Buku “Jokowi’s White Paper” adalah pukulan bagi Jokowi dan pendukungnya. Sebagai sebuah pukulan, buku ini tak mudah untuk dibalas. Buku dibalas dengan buku tak semudah itu.
Buku balasan biasanya harus lebih bagus daripada buku yang dibalas. Kalau sama saja, atau malah lebih buruk, itu sungguh memalukan. Jadi kalau tak bisa membalas buku dengan buku, baiknya dilihat saja, kalau tak akan dibaca.

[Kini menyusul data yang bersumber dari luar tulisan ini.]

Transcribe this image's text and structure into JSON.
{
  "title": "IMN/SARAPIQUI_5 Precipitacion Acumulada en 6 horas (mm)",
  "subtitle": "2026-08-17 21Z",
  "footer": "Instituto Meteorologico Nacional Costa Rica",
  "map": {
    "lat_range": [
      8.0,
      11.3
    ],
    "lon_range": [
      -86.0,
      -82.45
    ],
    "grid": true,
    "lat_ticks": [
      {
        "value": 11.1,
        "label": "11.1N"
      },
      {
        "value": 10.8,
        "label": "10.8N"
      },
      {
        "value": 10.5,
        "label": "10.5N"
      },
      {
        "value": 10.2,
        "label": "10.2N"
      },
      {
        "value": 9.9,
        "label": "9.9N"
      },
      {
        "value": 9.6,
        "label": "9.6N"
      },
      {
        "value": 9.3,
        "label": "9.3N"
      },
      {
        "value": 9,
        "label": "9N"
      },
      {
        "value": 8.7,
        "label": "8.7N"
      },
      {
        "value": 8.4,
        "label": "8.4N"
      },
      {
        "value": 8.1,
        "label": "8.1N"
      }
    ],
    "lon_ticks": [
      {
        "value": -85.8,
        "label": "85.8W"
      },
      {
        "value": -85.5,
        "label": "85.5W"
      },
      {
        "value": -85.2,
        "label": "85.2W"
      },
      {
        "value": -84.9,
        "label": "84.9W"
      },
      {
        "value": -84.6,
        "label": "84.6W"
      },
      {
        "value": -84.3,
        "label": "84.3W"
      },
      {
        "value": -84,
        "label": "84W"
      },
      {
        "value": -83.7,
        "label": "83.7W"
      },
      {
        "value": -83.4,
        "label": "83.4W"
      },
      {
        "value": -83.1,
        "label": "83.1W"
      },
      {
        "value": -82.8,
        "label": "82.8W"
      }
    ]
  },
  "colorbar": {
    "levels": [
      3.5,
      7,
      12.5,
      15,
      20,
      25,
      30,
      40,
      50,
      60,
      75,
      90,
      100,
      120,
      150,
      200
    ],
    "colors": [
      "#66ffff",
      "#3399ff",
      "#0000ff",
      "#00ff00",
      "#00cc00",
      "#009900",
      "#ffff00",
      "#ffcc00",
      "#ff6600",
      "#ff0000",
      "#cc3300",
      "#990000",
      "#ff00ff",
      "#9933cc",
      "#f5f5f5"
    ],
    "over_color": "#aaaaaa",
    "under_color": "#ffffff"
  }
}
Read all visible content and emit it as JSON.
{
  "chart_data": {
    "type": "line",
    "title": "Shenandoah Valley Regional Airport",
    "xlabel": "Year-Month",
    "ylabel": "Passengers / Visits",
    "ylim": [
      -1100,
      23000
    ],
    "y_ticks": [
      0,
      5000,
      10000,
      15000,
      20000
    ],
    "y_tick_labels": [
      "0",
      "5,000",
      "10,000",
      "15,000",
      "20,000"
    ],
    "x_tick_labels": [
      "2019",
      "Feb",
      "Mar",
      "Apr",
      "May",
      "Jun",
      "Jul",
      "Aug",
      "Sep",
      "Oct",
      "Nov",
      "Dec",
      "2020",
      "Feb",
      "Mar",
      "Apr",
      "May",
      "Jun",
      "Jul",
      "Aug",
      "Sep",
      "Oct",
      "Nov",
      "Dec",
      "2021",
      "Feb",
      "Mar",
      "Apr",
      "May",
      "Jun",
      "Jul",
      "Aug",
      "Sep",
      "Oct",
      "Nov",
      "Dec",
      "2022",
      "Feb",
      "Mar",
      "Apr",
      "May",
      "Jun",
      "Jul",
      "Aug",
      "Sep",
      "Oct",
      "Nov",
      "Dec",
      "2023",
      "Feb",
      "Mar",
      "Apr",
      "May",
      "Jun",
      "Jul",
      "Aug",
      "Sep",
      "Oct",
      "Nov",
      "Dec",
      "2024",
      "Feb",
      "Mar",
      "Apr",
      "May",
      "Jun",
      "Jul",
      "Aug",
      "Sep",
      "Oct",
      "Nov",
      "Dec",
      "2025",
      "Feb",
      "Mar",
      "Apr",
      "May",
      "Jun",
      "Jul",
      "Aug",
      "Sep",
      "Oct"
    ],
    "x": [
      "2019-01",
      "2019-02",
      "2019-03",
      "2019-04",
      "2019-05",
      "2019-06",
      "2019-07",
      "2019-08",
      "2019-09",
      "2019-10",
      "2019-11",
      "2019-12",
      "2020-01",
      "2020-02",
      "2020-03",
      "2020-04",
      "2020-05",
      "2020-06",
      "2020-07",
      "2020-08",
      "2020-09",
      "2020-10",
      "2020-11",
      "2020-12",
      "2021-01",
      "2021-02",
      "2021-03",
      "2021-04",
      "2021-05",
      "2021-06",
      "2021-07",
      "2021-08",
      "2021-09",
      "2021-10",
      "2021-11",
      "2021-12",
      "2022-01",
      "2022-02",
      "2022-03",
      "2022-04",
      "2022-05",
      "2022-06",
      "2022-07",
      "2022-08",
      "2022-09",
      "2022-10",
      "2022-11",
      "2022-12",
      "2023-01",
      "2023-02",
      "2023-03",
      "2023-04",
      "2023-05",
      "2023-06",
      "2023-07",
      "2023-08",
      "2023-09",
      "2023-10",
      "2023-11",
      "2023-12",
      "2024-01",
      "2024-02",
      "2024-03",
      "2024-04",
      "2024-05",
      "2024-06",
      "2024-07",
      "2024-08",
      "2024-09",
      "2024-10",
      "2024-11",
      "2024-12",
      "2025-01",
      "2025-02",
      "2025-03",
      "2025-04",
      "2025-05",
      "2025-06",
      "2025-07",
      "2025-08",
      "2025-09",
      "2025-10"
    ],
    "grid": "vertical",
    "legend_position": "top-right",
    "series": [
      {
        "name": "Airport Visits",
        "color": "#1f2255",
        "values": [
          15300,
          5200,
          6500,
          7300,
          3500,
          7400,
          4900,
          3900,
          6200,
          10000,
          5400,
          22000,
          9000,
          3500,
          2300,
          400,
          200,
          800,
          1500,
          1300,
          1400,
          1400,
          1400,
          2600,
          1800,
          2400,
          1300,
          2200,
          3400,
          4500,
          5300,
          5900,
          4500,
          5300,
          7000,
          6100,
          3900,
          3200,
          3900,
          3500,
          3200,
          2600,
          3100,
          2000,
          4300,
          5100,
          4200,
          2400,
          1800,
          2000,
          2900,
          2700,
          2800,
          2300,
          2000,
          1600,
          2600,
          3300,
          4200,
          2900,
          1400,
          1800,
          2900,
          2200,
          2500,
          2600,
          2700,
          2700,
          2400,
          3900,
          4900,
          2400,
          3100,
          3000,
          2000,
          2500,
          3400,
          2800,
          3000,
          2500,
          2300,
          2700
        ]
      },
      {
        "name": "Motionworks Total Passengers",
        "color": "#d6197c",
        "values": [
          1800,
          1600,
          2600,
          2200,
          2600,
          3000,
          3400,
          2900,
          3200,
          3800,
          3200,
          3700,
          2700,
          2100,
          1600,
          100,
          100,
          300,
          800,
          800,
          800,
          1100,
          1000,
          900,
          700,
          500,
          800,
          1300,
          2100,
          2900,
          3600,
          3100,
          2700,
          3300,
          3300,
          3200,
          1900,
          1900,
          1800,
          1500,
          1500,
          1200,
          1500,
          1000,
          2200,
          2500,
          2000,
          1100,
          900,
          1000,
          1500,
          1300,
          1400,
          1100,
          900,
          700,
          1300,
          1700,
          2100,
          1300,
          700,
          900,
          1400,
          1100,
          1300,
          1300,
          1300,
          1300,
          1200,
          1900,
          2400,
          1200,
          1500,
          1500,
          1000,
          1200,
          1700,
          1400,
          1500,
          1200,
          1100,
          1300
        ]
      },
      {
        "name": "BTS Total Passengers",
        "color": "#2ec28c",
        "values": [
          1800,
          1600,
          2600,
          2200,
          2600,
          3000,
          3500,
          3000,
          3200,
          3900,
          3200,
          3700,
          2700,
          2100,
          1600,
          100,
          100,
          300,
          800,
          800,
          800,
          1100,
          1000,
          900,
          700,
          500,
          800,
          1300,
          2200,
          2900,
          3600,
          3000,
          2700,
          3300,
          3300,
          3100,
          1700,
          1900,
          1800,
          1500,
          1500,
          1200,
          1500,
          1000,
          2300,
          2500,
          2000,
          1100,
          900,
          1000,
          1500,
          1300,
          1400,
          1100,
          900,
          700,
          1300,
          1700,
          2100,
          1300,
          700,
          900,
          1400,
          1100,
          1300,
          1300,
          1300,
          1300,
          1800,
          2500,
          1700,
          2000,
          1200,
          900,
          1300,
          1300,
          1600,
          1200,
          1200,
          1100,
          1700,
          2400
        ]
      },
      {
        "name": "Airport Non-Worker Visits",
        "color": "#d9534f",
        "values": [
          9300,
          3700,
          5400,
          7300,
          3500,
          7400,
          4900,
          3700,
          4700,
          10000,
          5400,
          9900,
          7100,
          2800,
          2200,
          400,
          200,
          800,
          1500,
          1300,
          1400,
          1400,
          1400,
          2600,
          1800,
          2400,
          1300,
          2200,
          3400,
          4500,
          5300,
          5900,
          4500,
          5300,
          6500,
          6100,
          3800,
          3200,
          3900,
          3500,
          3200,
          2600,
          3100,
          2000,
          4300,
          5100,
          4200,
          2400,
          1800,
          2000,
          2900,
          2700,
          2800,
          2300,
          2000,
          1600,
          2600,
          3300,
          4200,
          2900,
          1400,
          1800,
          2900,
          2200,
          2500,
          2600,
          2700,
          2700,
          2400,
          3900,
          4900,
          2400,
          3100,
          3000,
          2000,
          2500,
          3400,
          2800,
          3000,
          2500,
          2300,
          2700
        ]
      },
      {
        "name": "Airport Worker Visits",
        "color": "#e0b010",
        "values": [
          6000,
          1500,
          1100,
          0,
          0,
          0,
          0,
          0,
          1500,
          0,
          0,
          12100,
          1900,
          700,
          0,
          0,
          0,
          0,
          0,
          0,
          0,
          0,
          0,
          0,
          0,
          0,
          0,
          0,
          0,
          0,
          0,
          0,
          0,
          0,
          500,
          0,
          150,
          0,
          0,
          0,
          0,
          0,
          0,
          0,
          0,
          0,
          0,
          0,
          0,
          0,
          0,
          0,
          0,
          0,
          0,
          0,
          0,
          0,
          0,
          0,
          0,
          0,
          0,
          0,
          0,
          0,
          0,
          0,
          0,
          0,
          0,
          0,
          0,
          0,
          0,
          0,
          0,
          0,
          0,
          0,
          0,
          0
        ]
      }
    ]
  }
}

Buku “Jokowi’s White Paper” yang dibuat Roy Suryo Cs, pastilah menarik karena gugatan atas kemapanan. Dari latar belakangnya, isi, dan kesimpulannya, tidaklah mengada-ada, apalagi kosong. Setidaknya ini terlihat dari penjelasan awal Roy Suryo Cs.
Saya sendiri belum membaca buku “Jokowi’s White Paper” karangan RRT itu. Yakni, Roy, Rismon, dan Tifa. Tapi dari penjelasan awal, buku setebal 700 halaman itu, merupakan kompilasi, rangkuman, atau bunga rampai dari tulisan ketiganya tentang ijazah Jokowi yang diduganya palsu, yang terpisah-pisah, dijadikan satu.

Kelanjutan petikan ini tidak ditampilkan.